社区分享 | 在 Windows 下编译和使用 TensorFlow Lite

2021 年 7 月 1 日 TensorFlow

发布人：腾讯研究员华超

TensorFlow Lite 官方在移动端提供了官方编译好的库，我们直接拿来用就好。TensorFlow 在 Linux 平台与 Mac 平台下编译也非常轻松，基本不会遇到太多问题。但是在 Windows 10 下编译我们还是花费了一些时间，最后编译成功了。这里记录一下 Windows 10 下 TensorFlow Lite 编译过程，希望能够帮助到需要的人。

前期环境准备

1.1 安装 MSYS2

到 MSYS2 官方下载地址直接下载安装即可。安装完成后，将安装路径的 usr\bin 添加到环境变量：假设安装目录为 E:\msys64，则要将 E:\msys64\usr\bin 加入到环境变量 %PATH% 中。

MSYS2
https://www.msys2.org

打开控制台 cmd.exe，输入如下命令：

pacman -S git patch unzip

用于安装 git、patch 以及 unzip。

1.2 安装 visual studio

visual studio 可以安装 2019 版本或者最新版本即可。

1.3 安装 python

编译过程中，需要用 python 运行一些脚本，去 python 官网下载最新版 python 安装即可，这里不介绍 python 安装。这里我本机已经安装了Anaconda，使用的 python 版本为 3.6.3 ：

E:\>python --version
Python 3.6.3 :: Anaconda 4.4.0 (64-bit)

理论上 python 版本直接安装最新的即可。

值得注意的是，安装完 python 后，还需要安装 numpy 库。否则编译期间会报错找不到 numpy。numpy 可以通过 pip install numpy 来安装。

1.4 下载 TensorFlow 源码

前往 github 下载 TensorFow 源码。目前最新版本是 2.4.0，2.4.0 的 c_api 变动比较大，因此选择 2.3.1 版本，等 2.4.x 版本稳定后再考虑用更新的，如下图所示：

github
https://github.com/tensorflow/tensorflow

下载 2.3.2 版本 tensorflow

1.5 安装 bazel

每个版本的 TensorFlow 都有其对应的 bazel 版本，如果版本不一致，可能会在编译期间出现错误，这种错误还很难排查，-_-||。因此，要确认好当前的 TensorFlow 源码应该使用哪个 bazel 版本。

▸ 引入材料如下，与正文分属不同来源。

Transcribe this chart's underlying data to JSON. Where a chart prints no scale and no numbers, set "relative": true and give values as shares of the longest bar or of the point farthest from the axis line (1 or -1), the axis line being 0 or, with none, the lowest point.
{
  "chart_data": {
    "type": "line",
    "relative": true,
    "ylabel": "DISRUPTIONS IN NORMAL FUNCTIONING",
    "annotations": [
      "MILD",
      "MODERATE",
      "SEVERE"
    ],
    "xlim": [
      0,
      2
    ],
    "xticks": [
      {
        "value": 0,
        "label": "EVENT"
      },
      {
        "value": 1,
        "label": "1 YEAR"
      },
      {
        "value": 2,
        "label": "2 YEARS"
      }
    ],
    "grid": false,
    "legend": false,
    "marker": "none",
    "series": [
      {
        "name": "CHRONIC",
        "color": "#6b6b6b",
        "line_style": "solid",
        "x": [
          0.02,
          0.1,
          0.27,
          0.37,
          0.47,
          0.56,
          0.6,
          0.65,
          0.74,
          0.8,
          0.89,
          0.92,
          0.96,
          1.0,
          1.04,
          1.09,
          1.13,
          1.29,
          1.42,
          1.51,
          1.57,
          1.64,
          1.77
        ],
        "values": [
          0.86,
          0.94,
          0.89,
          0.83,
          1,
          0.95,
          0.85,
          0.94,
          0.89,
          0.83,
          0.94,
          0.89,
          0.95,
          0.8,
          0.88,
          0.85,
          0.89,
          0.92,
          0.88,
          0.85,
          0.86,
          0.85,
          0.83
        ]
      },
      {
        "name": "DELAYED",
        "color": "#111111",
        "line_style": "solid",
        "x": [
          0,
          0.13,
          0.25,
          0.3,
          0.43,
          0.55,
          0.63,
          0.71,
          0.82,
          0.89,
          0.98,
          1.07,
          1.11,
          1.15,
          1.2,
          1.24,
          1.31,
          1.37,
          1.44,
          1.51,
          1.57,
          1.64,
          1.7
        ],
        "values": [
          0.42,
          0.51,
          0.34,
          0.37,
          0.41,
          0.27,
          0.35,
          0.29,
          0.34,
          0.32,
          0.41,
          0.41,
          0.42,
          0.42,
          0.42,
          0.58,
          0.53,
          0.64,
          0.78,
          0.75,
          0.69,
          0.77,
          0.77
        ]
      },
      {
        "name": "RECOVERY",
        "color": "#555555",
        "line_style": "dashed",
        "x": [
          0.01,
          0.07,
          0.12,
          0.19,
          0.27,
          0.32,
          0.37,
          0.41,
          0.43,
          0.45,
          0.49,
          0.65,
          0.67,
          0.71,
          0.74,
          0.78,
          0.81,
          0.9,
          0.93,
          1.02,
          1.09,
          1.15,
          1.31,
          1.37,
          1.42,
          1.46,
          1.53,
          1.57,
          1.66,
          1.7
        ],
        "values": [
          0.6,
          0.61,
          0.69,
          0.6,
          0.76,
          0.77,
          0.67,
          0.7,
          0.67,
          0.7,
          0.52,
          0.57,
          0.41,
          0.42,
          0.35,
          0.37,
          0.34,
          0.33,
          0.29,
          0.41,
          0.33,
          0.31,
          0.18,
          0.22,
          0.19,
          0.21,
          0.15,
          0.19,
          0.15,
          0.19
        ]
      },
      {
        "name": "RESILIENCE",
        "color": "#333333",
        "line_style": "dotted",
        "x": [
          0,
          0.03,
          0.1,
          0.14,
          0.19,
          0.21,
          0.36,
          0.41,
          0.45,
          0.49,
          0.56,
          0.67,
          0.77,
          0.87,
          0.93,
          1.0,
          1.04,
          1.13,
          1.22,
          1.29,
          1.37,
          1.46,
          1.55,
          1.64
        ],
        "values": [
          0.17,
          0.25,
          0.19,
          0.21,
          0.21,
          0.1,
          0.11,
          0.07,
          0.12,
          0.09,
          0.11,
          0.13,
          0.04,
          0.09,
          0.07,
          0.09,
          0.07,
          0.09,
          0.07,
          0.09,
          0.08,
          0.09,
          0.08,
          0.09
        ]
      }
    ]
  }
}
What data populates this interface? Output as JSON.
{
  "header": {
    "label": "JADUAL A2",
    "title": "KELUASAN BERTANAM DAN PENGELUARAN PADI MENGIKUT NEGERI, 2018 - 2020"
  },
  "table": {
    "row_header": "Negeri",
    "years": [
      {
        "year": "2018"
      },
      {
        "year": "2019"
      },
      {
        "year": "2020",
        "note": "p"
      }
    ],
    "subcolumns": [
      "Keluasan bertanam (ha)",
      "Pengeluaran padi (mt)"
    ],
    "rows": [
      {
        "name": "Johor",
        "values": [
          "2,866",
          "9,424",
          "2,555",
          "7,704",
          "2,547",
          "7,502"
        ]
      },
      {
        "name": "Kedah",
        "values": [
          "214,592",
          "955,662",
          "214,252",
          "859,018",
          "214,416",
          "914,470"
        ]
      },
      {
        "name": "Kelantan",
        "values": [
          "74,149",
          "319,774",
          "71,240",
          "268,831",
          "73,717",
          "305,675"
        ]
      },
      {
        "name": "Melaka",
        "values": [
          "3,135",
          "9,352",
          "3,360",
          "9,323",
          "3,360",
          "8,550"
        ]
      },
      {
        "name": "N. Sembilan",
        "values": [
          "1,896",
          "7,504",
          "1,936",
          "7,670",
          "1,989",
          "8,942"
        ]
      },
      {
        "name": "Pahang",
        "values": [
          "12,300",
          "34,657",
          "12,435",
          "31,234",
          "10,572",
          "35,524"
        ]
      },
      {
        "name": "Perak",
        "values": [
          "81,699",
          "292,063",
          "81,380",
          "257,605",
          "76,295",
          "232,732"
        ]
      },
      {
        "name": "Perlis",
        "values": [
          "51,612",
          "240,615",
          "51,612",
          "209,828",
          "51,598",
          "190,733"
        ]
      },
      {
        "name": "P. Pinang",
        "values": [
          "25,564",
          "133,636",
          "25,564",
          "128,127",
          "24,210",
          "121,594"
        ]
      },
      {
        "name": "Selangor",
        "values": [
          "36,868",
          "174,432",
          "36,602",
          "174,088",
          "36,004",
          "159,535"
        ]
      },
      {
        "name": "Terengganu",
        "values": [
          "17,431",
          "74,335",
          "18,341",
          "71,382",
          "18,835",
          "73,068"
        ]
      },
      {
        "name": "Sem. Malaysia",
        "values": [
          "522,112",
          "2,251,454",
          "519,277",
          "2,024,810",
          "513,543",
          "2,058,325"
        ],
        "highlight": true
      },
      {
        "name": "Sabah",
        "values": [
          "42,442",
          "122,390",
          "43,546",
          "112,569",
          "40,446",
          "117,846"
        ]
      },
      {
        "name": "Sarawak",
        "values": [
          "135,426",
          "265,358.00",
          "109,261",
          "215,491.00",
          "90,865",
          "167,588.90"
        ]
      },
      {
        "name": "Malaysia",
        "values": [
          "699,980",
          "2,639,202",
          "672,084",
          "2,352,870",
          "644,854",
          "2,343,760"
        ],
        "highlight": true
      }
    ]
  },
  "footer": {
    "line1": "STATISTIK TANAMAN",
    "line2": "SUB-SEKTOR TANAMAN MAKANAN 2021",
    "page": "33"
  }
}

解压缩 TensorFlow-2.3.1.zip 文件后，打开 cmd，进入 TensorFlow-2.3.1。输入命令 cat configure.py | grep -i bazel_ver。如下：

E:\>cd tensorflow-2.3.1
E:\tensorflow-2.3.1>cat configure.py | grep -i bazel_ve
_TF_CURRENT_BAZEL_VERSION = None
_TF_MIN_BAZEL_VERSION = '3.1.0'
_TF_MAX_BAZEL_VERSION = '3.99.0'

def check_bazel_version(min_version, max_version):
      'TF_IGNORE_MAX_BAZEL_VERSION' not in os.environ):
  global _TF_CURRENT_BAZEL_VERSION
    current_bazel_version = check_bazel_version(_TF_MIN_BAZEL_VERSION,
       _TF_MAX_BAZEL_VERSION)
  _TF_CURRENT_BAZEL_VERSION = convert_version_to_int(current_bazel_version)

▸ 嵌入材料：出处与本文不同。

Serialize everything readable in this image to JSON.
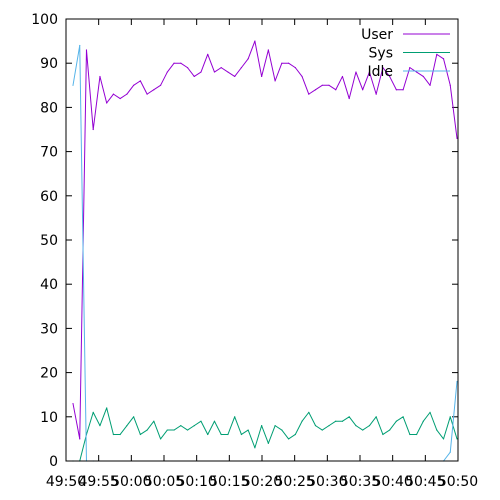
{
  "chart_data": {
    "type": "line",
    "title": "",
    "xlabel": "",
    "ylabel": "",
    "ylim": [
      0,
      100
    ],
    "grid": false,
    "legend_position": "top-right",
    "y_ticks": [
      0,
      10,
      20,
      30,
      40,
      50,
      60,
      70,
      80,
      90,
      100
    ],
    "x_ticks": [
      "49:50",
      "49:55",
      "50:00",
      "50:05",
      "50:10",
      "50:15",
      "50:20",
      "50:25",
      "50:30",
      "50:35",
      "50:40",
      "50:45",
      "50:50"
    ],
    "x_range": [
      "49:50",
      "50:50"
    ],
    "series": [
      {
        "name": "User",
        "color": "#9400d3",
        "values": [
          13,
          5,
          93,
          75,
          87,
          81,
          83,
          82,
          83,
          85,
          86,
          83,
          84,
          85,
          88,
          90,
          90,
          89,
          87,
          88,
          92,
          88,
          89,
          88,
          87,
          89,
          91,
          95,
          87,
          93,
          86,
          90,
          90,
          89,
          87,
          83,
          84,
          85,
          85,
          84,
          87,
          82,
          88,
          84,
          88,
          83,
          89,
          87,
          84,
          84,
          89,
          88,
          87,
          85,
          92,
          91,
          85,
          73
        ]
      },
      {
        "name": "Sys",
        "color": "#009e73",
        "values": [
          0,
          0,
          6,
          11,
          8,
          12,
          6,
          6,
          8,
          10,
          6,
          7,
          9,
          5,
          7,
          7,
          8,
          7,
          8,
          9,
          6,
          9,
          6,
          6,
          10,
          6,
          7,
          3,
          8,
          4,
          8,
          7,
          5,
          6,
          9,
          11,
          8,
          7,
          8,
          9,
          9,
          10,
          8,
          7,
          8,
          10,
          6,
          7,
          9,
          10,
          6,
          6,
          9,
          11,
          7,
          5,
          10,
          5
        ]
      },
      {
        "name": "Idle",
        "color": "#56b4e9",
        "values": [
          85,
          94,
          0,
          0,
          null,
          null,
          null,
          null,
          null,
          null,
          null,
          null,
          null,
          null,
          null,
          null,
          null,
          null,
          null,
          null,
          null,
          null,
          null,
          null,
          null,
          null,
          null,
          null,
          null,
          null,
          null,
          null,
          null,
          null,
          null,
          null,
          null,
          null,
          null,
          null,
          null,
          null,
          null,
          null,
          null,
          null,
          null,
          null,
          null,
          null,
          null,
          null,
          null,
          null,
          null,
          0,
          2,
          18
        ]
      }
    ]
  }
}
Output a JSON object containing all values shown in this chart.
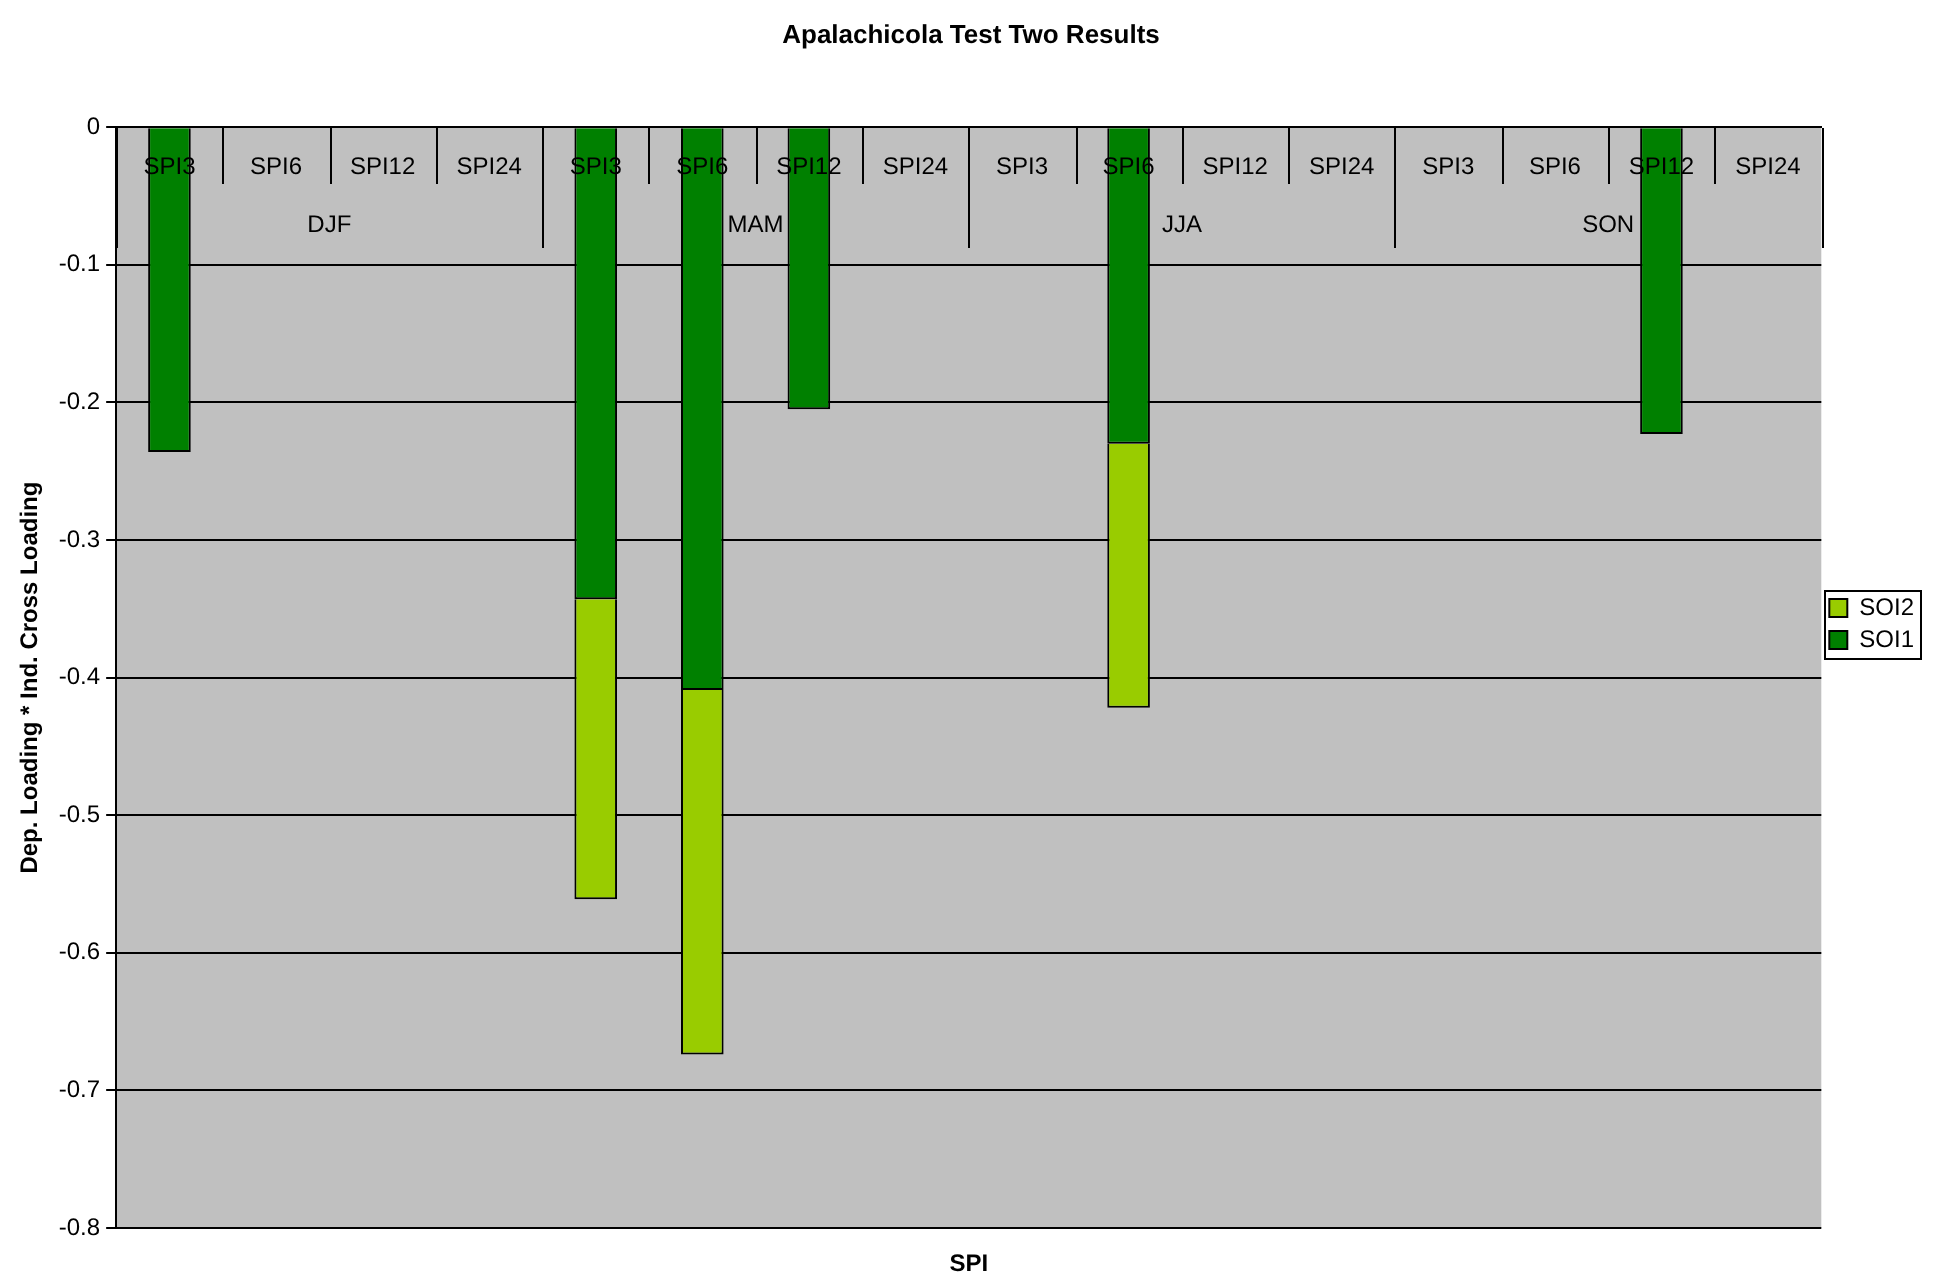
{
  "chart_data": {
    "type": "bar",
    "title": "Apalachicola Test Two Results",
    "xlabel": "SPI",
    "ylabel": "Dep. Loading * Ind. Cross Loading",
    "categories": [
      "SPI3",
      "SPI6",
      "SPI12",
      "SPI24",
      "SPI3",
      "SPI6",
      "SPI12",
      "SPI24",
      "SPI3",
      "SPI6",
      "SPI12",
      "SPI24",
      "SPI3",
      "SPI6",
      "SPI12",
      "SPI24"
    ],
    "series": [
      {
        "name": "SOI1",
        "color": "#008000",
        "values": [
          -0.236,
          null,
          null,
          null,
          -0.343,
          -0.409,
          -0.205,
          null,
          null,
          -0.23,
          null,
          null,
          null,
          null,
          -0.223,
          null
        ]
      },
      {
        "name": "SOI2",
        "color": "#99cc00",
        "values": [
          null,
          null,
          null,
          null,
          -0.218,
          -0.265,
          null,
          null,
          null,
          -0.192,
          null,
          null,
          null,
          null,
          null,
          null
        ]
      }
    ],
    "stacked": true,
    "ylim": [
      -0.8,
      0
    ],
    "yticks": [
      -0.8,
      -0.7,
      -0.6,
      -0.5,
      -0.4,
      -0.3,
      -0.2,
      -0.1,
      0
    ],
    "grid": "y",
    "legend": "right",
    "annotations": [
      "DJF",
      "MAM",
      "JJA",
      "SON"
    ]
  }
}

可以看到，最小的 bazel 版本为 3.1.0。最大版本是 3.99.0，这里看最大的版本意义不大，本意应该是希望在 3.1.0 以上。按照我对 TensorFlow 的了解，他们每个版本都会使用当前最新的 bazel ，换言之，在编译 TensorFlow 2.3.1 期间很有可能最新的 bazel 版本是 3.1.0，也就是说官方用的是 bazel 3.1.0 编译的。为了确保编译不出问题，跟官方保持一致的版本是最明智的选择。

前往下载 bazel-3.1.0-windows-x86_64.exe，如下所示：

下载
https://github.com/bazelbuild/bazel/releases

bazel-3.1.0-windows-x86_64.exe

下载后，放入到 E:\bazel 目录中，并把 E:\bazel 加入到环境变量 PATH 中，同时，把 bazel-3.1.0-windows-x86_64.exe 重命名为 bazel.exe。做完这一切后，打开 cmd，输入 bazel --version 确认 bazel 是否安装成功，以及版本是否正确。

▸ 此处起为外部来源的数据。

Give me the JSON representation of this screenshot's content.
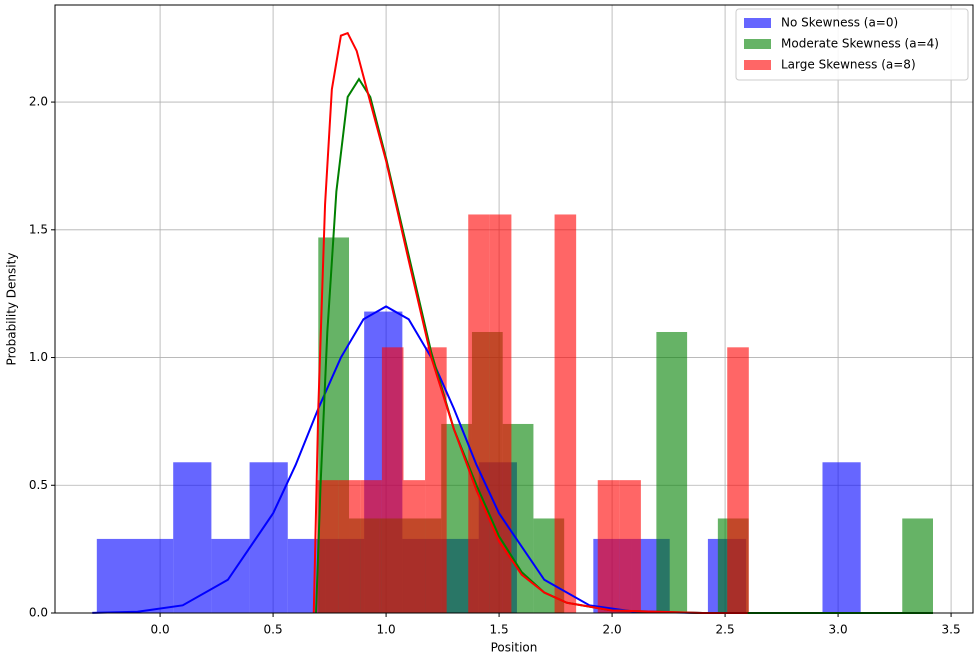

E:\tensorflow-2.3.1>bazel --version
bazel 3.1.0

官方评论：建议使用 bazelisk，它自己自动下载需要的 bazel 版本，这样就不用自己每次去更新 bazel。

bazelisk

https://github.com/bazelbuild/bazelisk

开始编译

2.1 执行 configure.py

configure.py 文件会预先设置 python 等一些相关可选项，需要先运行这个文件。

E:\tensorflow-2.3.1>python configure.py
You have bazel 3.1.0 installed.
Please specify the location of python. [Default is E:\Anaconda3\python.exe]:

Found possible Python library paths:
  E:\Anaconda3\lib\site-packages
Please input the desired Python library path to use. Default is [E:\Anaconda3\lib\site-packages]

Do you wish to build TensorFlow with ROCm support? [y/N]: n
No ROCm support will be enabled for TensorFlow.

Do you wish to build TensorFlow with CUDA support? [y/N]: n
No CUDA support will be enabled for TensorFlow.

Please specify optimization flags to use during compilation when bazel option "--config=opt" is specified [Default is /arch:AVX]:


Would you like to override eigen strong inline for some C++ compilation to reduce the compilation time? [Y/n]: n
Not overriding eigen strong inline, some compilations could take more than 20 mins.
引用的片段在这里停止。